In Python 3 I can do the following (see also PEP3132 on Extended Iterable Unpacking):
a, *b = (1, 2, 3)
# a = 1; b = (2, 3)
What can I do to achieve the same similarly elegant in Python 2.x?
I know that I could use single element access and slicing operations, but I wonder if there is a more pythonic way. My code so far:
a, b = (1, 2, 3)[0], (1, 2, 3)[1:]
# a = 1; b = (2, 3)
I found out that the related PEP3132 gives some examples for Python 2.x as well:
Many algorithms require splitting a sequence in a "first, rest" pair:
first, rest = seq[0], seq[1:]
[...]
Also, if the right-hand value is not a list, but an iterable, it has to be converted to a list before being able to do slicing; to avoid creating this temporary list, one has to resort to
it = iter(seq) first = it.next() rest = list(it)

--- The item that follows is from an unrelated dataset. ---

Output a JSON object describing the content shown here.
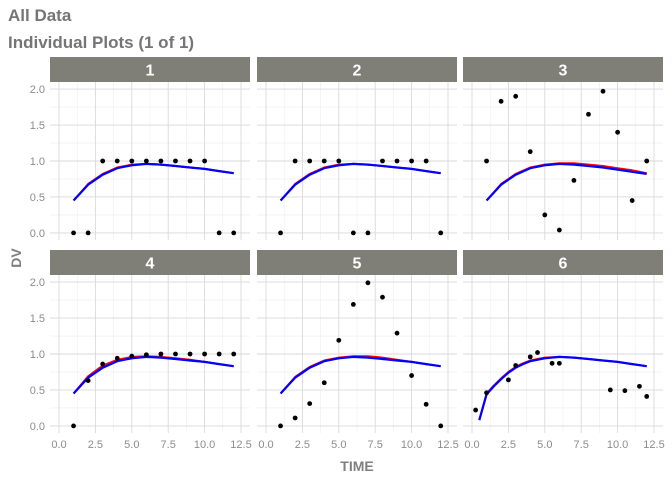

Other approaches given in the answers to this question:
Function Argument List Unpacking Approach
requires an extra function definition/call:
def unpack(first, *rest):
return first, rest
first, rest = unpack( *seq )
I wonder why it is implemented in unpacking function argument lists but not for normal tuple unpacking.
Generator Approach
Credits. Also requires a custom function implementation. Is a little more flexible concerning the number of first variables.
def unpack_nfirst(seq, nfirst):
it = iter(seq)
for x in xrange(nfirst):
yield next(it, None)
yield tuple(it)
first, rest = unpack_nfirst(seq, 1)
The most pythonic would probably be the ones mentioned in the PEP above, I guess?